Relação médico–paciente – Os entrevistados concordam que a IA pode beneficiar o desenvolvimento da medicina, mas a relação médico-paciente ainda está em discussão. “O risco é a despersonalização, a padronização, a perda da singularidade. O problema não é a inteligência artificial em si, mas o uso que se faz destas novas ferramentas”, diz o professor Goldim. “A tecnologia contribuiu para o acesso do paciente a médicos que estariam em localidades diferentes, mas isso é diferente de falar que a ferramenta da inteligência artificial beneficia a relação médico-paciente, pois esta relação é única, pessoal, carregada de aspectos técnicos e éticos”, acrescenta Caroline.
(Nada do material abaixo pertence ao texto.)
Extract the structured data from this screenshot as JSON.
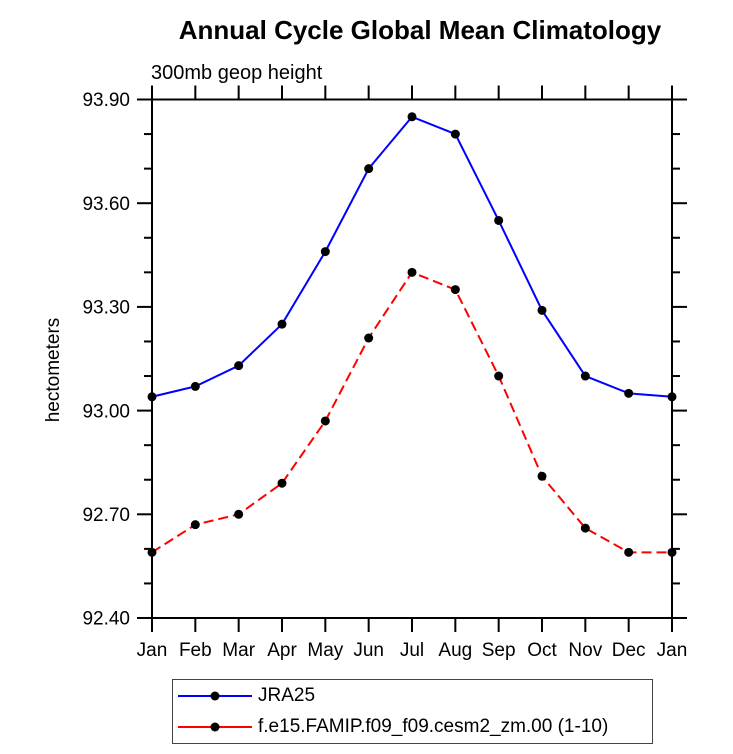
{
  "page": {
    "title": "Annual Cycle Global Mean Climatology",
    "subtitle": "300mb geop height"
  },
  "chart_data": {
    "type": "line",
    "title": "Annual Cycle Global Mean Climatology",
    "subtitle": "300mb geop height",
    "xlabel": "",
    "ylabel": "hectometers",
    "categories": [
      "Jan",
      "Feb",
      "Mar",
      "Apr",
      "May",
      "Jun",
      "Jul",
      "Aug",
      "Sep",
      "Oct",
      "Nov",
      "Dec",
      "Jan"
    ],
    "series": [
      {
        "name": "JRA25",
        "color": "#0000ff",
        "line_style": "solid",
        "dash": "none",
        "marker": "filled-black-circle",
        "values": [
          93.04,
          93.07,
          93.13,
          93.25,
          93.46,
          93.7,
          93.85,
          93.8,
          93.55,
          93.29,
          93.1,
          93.05,
          93.04
        ]
      },
      {
        "name": "f.e15.FAMIP.f09_f09.cesm2_zm.00 (1-10)",
        "color": "#ff0000",
        "line_style": "dashed",
        "dash": "10,5",
        "marker": "filled-black-circle",
        "values": [
          92.59,
          92.67,
          92.7,
          92.79,
          92.97,
          93.21,
          93.4,
          93.35,
          93.1,
          92.81,
          92.66,
          92.59,
          92.59
        ]
      }
    ],
    "ylim": [
      92.4,
      93.9
    ],
    "ytick_major_step": 0.3,
    "ytick_minor_step": 0.1,
    "ytick_labels": [
      "93.90",
      "93.60",
      "93.30",
      "93.00",
      "92.70",
      "92.40"
    ],
    "grid": false,
    "frame": "closed-box-with-outward-ticks",
    "legend_position": "bottom-left-outside"
  },
  "colors": {
    "axis": "#000000",
    "marker": "#000000",
    "text": "#000000",
    "legend_border": "#444444",
    "background": "#ffffff"
  }
}
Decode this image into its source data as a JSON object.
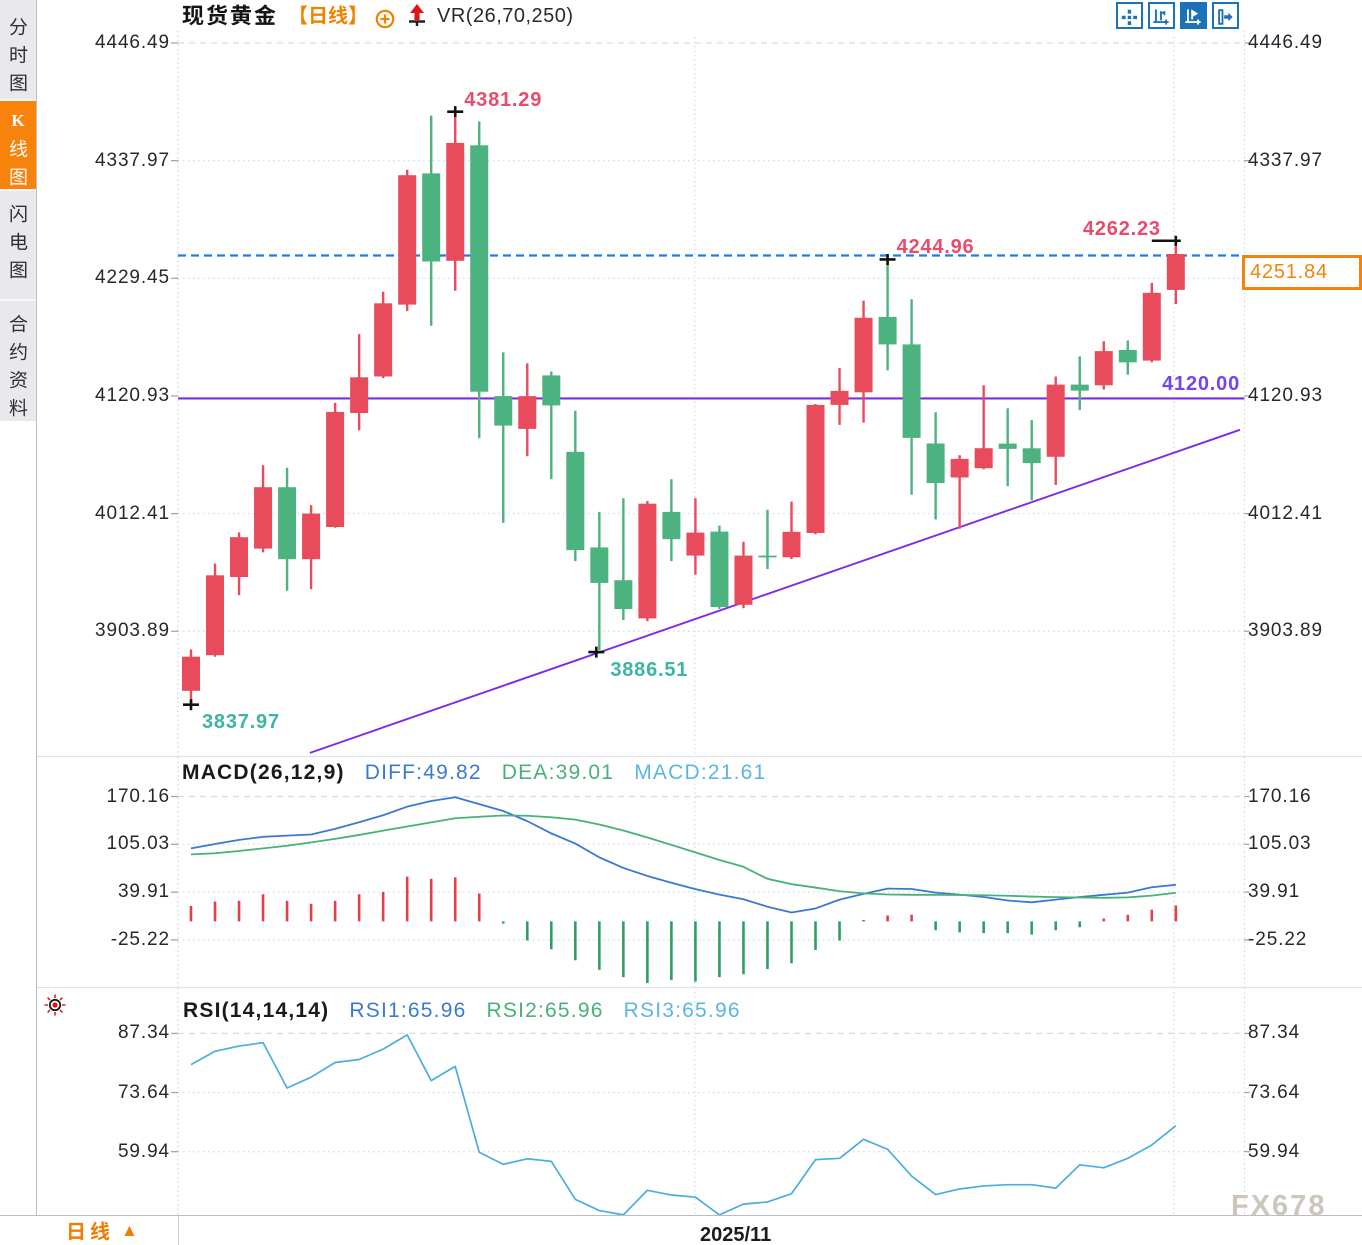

Regulamentação – O pesquisador em Bioética da Ufrgs explica que o uso de Inteligência Artificial tem gerado a necessidade de um novo marco regulatório que permita de alguma forma estabelecer parâmetros de adequação a estas atividades. Segundo ele, o Brasil vem discutindo um projeto de lei neste sentido, enquanto a Europa está elaborando um regulamento para estabelecer um uso minimamente adequado da Inteligência Artificial. “As leis atuais já permitem resolver muitas destas questões, mas novos temas se apresentam, como, por exemplo, a questão da responsabilidade sobre as ações geradas pelos algoritmos. Quem é o responsável? É o desenvolvedor, é quem vende, é quem utiliza? Esta questão pode ser exemplificada por uma situação já existente: o uso de algoritmos para a direção de automóveis. Se ocorrer um acidente causado por um destes sistemas de navegação, quem será o responsável?”, questiona Goldim. Caroline igualmente refere o Projeto de Lei n. 2.338/2023, chamado Marco regulatório das IAs, que corresponde a um relatório elaborado por juristas e alinhado com princípios adotados internacionalmente.